Дядюшка Али никогда не заставлял нас работать сверх сил, он был добрым человеком. Однажды вечером я зашел к нему, когда он молился. Он стоял на коленях и отбивал поклоны, касаясь лбом пола. Издали был слышен голос муэдзина, который с минарета посылал свои молитвы аллаху. Дядюшка Али покорно и униженно просил:

— Аллах! Если моя рука была несправедлива к человеку — отруби ее! Если мой глаз слукавил — закрой его навеки. Если в мое сердце закралась зависть — вырви его…

В первый же день я чуть не лишился доверия дядюшки Али. В Гюль-Дере молотили очень старым способом, а я решил ввести новый.

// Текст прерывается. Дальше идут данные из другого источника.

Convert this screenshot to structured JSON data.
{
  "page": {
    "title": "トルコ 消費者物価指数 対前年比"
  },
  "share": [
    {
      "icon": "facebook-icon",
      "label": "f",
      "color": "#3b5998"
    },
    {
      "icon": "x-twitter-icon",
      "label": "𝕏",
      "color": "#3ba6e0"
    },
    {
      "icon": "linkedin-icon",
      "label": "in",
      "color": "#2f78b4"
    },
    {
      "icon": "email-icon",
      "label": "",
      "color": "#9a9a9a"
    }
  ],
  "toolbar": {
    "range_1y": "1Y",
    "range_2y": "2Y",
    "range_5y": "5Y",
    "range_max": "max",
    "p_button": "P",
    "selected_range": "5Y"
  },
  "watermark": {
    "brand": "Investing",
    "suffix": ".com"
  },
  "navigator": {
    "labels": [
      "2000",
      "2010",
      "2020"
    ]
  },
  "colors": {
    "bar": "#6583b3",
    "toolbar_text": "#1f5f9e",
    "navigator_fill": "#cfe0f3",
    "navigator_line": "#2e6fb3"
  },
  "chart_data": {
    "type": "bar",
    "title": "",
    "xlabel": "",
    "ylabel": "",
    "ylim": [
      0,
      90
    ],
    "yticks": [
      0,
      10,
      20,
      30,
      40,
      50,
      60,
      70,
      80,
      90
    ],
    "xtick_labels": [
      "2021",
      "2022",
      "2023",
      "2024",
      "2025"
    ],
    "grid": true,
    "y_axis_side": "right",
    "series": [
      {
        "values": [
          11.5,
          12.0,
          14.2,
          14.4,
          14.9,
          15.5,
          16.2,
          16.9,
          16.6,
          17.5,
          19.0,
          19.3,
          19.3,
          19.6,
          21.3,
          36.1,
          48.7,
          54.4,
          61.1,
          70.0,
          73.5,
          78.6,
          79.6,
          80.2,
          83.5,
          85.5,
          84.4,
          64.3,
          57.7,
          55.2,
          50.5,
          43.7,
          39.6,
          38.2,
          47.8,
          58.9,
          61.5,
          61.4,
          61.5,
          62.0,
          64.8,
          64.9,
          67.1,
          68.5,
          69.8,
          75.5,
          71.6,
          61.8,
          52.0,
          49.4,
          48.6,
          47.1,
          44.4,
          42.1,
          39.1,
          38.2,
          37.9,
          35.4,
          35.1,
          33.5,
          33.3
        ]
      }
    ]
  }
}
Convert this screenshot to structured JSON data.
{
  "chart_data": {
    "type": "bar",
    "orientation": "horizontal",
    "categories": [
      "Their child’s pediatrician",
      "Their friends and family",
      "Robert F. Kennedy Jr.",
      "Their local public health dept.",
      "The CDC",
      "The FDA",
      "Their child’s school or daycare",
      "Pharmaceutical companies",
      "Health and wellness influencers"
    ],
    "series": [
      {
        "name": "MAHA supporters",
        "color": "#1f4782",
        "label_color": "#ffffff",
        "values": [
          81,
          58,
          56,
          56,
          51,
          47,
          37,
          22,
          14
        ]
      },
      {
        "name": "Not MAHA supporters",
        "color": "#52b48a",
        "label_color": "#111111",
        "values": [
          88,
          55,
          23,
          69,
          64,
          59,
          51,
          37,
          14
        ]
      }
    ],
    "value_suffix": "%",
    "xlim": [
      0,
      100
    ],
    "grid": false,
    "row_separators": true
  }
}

Сосед моего хозяина тут же пошел и сообщил ему об этом. Так и так… Этот неверный нарушает порядок… Он погубит тебя… Но дядюшка Али не спешил с выводами. Он наблюдал за мной и, когда увидел, что мой способ молотьбы проще и лучше, сказал, обрадованный:

— Видно, аллах послал тебя мне, парень, чтобы облегчить мою работу. Молотьбу оставляю на тебя. У меня и других забот хватит…

У дядюшки Али были бахчи, луга, много коз, баранов и коров. Он не зря благодарил аллаха за то, что он послал меня ему и избавил его от забот о молотьбе! Еду нам приносила Эдавье. Каждый раз, вернувшись домой, она подробно рассказывала отцу, как идут у меня дела. Однажды вечером Эдавье сказала мне:

— Манолис, твой хозяин, мой отец, хочет, чтоб ты сегодня зашел к нам.

Я встревожился. Чего хочет от меня старик?

А вдруг он получил приказ, чтоб мы вернулись в батальон?

Дядюшка Али встретил меня очень радушно.

— Добро пожаловать, Манолис, заходи, брат. Я позвал тебя поужинать с нами. Хочу поблагодарить тебя за твою работу. Сердце человека — лучшее, что дал ему аллах, и поступать человек должен так, как подсказывает ему сердце.

Мы уселись по-турецки у низенького столика и с аппетитом стали есть. Случайно я бросил взгляд на полку и увидел кусочек воска. Я спросил, есть ли у него пчелы и кто за ними ухаживает.

— Пчелы-то есть, и много, да ухаживать за ними никто не хочет, боятся, — пожаловался он. — Единственный человек, кто за ними ухаживал, — это жена, но, с тех пор как она заболела, пчелы совсем без присмотра.

— Не печалься, дядюшка Али, — сказал я. — Мне с пчелами приходилось иметь дело, буду за ними ухаживать.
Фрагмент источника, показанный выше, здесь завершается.